Unwillkürlich blickte Jakob die Sitzreihen im Bus hinauf und hinunter, in der Erwartung, dass ihm der Blick einer schönen Frau begegnen würde. Doch das war nicht der Fall – nur ganz am Ende des Busses, an der hinteren Ausgangstür, saß eine alte Frau die seine Mutter hätte sein können.

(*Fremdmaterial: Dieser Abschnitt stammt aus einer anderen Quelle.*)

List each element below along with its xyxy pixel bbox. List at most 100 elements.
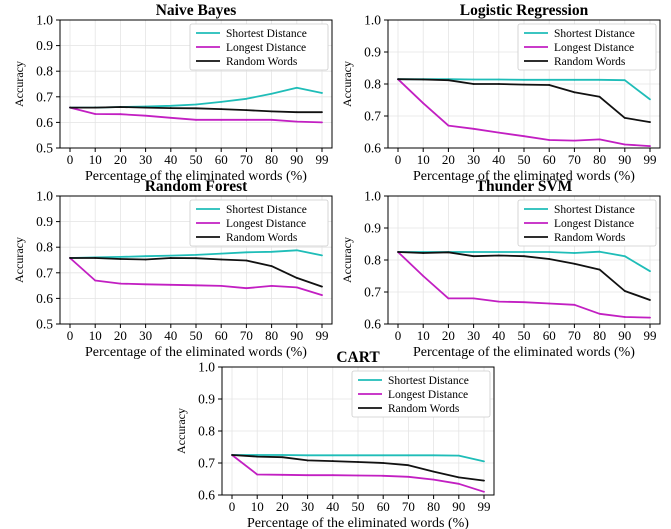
legend-label: Shortest Distance <box>226 204 307 216</box>
legend-label: Shortest Distance <box>554 204 635 216</box>
data-point-random <box>220 108 223 110</box>
data-point-random <box>523 83 525 86</box>
data-point-shortest <box>220 252 223 255</box>
data-point-random <box>649 299 651 301</box>
y-tick-label: 1.0 <box>36 13 53 28</box>
data-point-random <box>548 84 551 86</box>
data-point-random <box>649 121 651 123</box>
data-point-longest <box>270 118 273 121</box>
y-tick-label: 0.7 <box>36 265 53 280</box>
data-point-longest <box>245 118 248 121</box>
data-point-shortest <box>357 454 359 457</box>
data-point-shortest <box>472 251 475 253</box>
x-tick-label: 90 <box>290 328 303 343</box>
data-point-shortest <box>169 104 172 107</box>
x-axis-label: Percentage of the eliminated words (%) <box>413 169 635 184</box>
legend-box <box>517 23 657 71</box>
x-tick-label: 30 <box>467 328 480 343</box>
data-point-random <box>295 277 298 279</box>
data-point-random <box>281 456 284 459</box>
x-tick-label: 70 <box>240 152 253 167</box>
legend-label: Longest Distance <box>226 42 306 54</box>
data-point-longest <box>483 490 485 493</box>
chart-title: Random Forest <box>145 178 248 195</box>
x-tick-label: 80 <box>593 152 606 167</box>
x-tick-label: 90 <box>452 499 465 514</box>
data-point-shortest <box>195 103 197 106</box>
data-point-random <box>407 464 410 467</box>
data-point-longest <box>195 284 197 287</box>
data-point-random <box>623 117 626 119</box>
data-point-longest <box>497 300 500 303</box>
data-point-random <box>270 110 273 113</box>
data-point-longest <box>432 478 435 481</box>
x-tick-label: 70 <box>240 328 253 343</box>
x-tick-label: 40 <box>492 328 505 343</box>
x-tick-label: 30 <box>139 152 152 167</box>
data-point-shortest <box>649 98 651 101</box>
legend-label: Random Words <box>226 56 298 68</box>
legend-label: Longest Distance <box>388 389 468 401</box>
data-point-longest <box>649 145 651 147</box>
x-tick-label: 90 <box>618 152 631 167</box>
data-point-longest <box>523 301 525 304</box>
legend-box <box>189 199 329 247</box>
data-point-longest <box>295 120 298 123</box>
data-point-shortest <box>407 454 410 457</box>
x-tick-label: 99 <box>644 328 657 343</box>
data-point-longest <box>598 138 601 141</box>
data-point-random <box>472 255 475 258</box>
x-tick-label: 10 <box>89 328 102 343</box>
data-point-random <box>573 91 576 94</box>
x-tick-label: 20 <box>276 499 289 514</box>
data-point-longest <box>119 113 122 116</box>
data-point-random <box>397 78 399 81</box>
legend-box <box>517 199 657 247</box>
legend-box <box>351 370 491 418</box>
data-point-longest <box>331 474 334 477</box>
x-tick-label: 90 <box>618 328 631 343</box>
x-tick-label: 80 <box>427 499 440 514</box>
data-point-longest <box>256 473 259 476</box>
data-point-longest <box>573 139 576 142</box>
data-point-longest <box>573 303 576 306</box>
data-point-shortest <box>548 78 551 81</box>
data-point-longest <box>195 118 197 121</box>
y-axis-label: Accuracy <box>12 237 26 283</box>
data-point-longest <box>422 102 425 105</box>
data-point-random <box>245 259 248 262</box>
y-axis-label: Accuracy <box>174 408 188 454</box>
data-point-longest <box>321 294 323 296</box>
x-tick-label: 60 <box>215 328 228 343</box>
data-point-longest <box>144 283 147 286</box>
legend-label: Shortest Distance <box>388 375 469 387</box>
data-point-random <box>94 257 97 259</box>
data-point-random <box>472 83 475 85</box>
data-point-longest <box>321 121 323 124</box>
data-point-longest <box>623 143 626 146</box>
data-point-longest <box>457 482 460 485</box>
data-point-shortest <box>256 454 259 456</box>
data-point-longest <box>407 475 410 478</box>
x-tick-label: 20 <box>442 152 455 167</box>
chart-title: Logistic Regression <box>460 2 589 19</box>
data-point-shortest <box>598 78 601 81</box>
data-point-longest <box>422 275 425 277</box>
y-tick-label: 0.5 <box>36 141 53 156</box>
y-axis-label: Accuracy <box>340 237 354 283</box>
data-point-shortest <box>321 92 323 94</box>
data-point-random <box>397 251 399 253</box>
x-tick-label: 30 <box>301 499 314 514</box>
data-point-shortest <box>195 253 197 256</box>
data-point-random <box>270 265 273 268</box>
x-tick-label: 60 <box>543 152 556 167</box>
data-point-shortest <box>245 97 248 100</box>
x-tick-label: 50 <box>518 152 531 167</box>
y-tick-label: 0.7 <box>36 89 53 104</box>
data-point-shortest <box>523 251 525 253</box>
data-point-random <box>483 479 485 482</box>
data-point-random <box>357 461 359 463</box>
data-point-random <box>69 106 71 109</box>
data-point-shortest <box>472 78 475 81</box>
y-tick-label: 0.6 <box>36 291 53 306</box>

Während der Bus bereits an der nächsten Haltestelle anhielt, Fahrgäste ein- und ausstiegen, öffnete Binder den Brief.
Lieber Jakob,
sicherlich sind Sie neugierig mich kennen zu lernen. Auch ich bin neugierig, Sie näher kennen zu lernen –obwohl ich Sie schon seit Jahren kenne, zumindest zu kennen glaube. Klingt das geheimnisvoll? Nun, gleich mit den nächsten Zeilen wird sich das Geheimnis lüften. Jakob, Sie erinnern mich sehr an meinen verstorbenen Sohn, Sie sind sein Spiegelbild. Aber es ist nicht nur das Aussehen, Sie ähneln ihm auch in seiner Lebensweise. Er führte ein Leben in Einsamkeit und versank irgendwann in seiner Alltäglichkeit. Er lebte am eigentlichen Leben vorbei
verfiel in Depressionen und hat sich vor Jahren das Leben genommen (Jakob zuckte zusammen, auch er hatte schon oft Todessehnsucht verspürt – aber seit er diese Briefe bekam nicht mehr) und als ich Sie sah... ja da war ich so erschüttert von der Gleichheit und Ihrem Wesen, dass ich mich in Ihr Leben einfach einmischen musste – vielleicht verstehen Sie? (Jakob nickte automatisch). Jakob, wenn auch Sie mich kennen lernen möchten, dann besuchen Sie mich doch in meiner Wohnung: in der Karlstraße sieben warte ich auf Sie.
Er faltete den Brief zusammen. Er war total aufgewühlt. Ja, er wollte die Frau unbedingt kennen lernen. Die Straße kannte er und in diesem Moment hielt sein Bus auch schon davor.
Jakob verließ den Bus. Als er vor dem kleinen Einfamilienhaus in der Karlsstraße Nummer sieben stand, wehte ihm ein Hauch Vanilleduft entgegen, und kaum dass er die Klingel gedrückt hatte wurde ihm die Tür geöffnet. Vor ihm stand eine zierliche Frau die ihn anlächelte: „Wie schön dass Sie gekommen sind - treten Sie ein Jakob.“ Der Klang ihrer Stimme berührte seine Seele, es war ihm alles so vertraut, als würden sie sich schon ewig kennen. Wie verzaubert hörte er ihr zu. Sie erzählte ihm von ihrer Sorge - die sie sich um ihn gemacht hatte und dass sie ihm zu einem glücklicheren Leben verhelfen wollte. Dann zeigte sie ihm ein Foto - fassungslos starrte Jakob auf das Bild des Mannes: er sah aus wie ein Zwillingsbruder von ihm – und Jakob wusste, dass er die Wohnung dieser Frau noch viele Male betreten würde.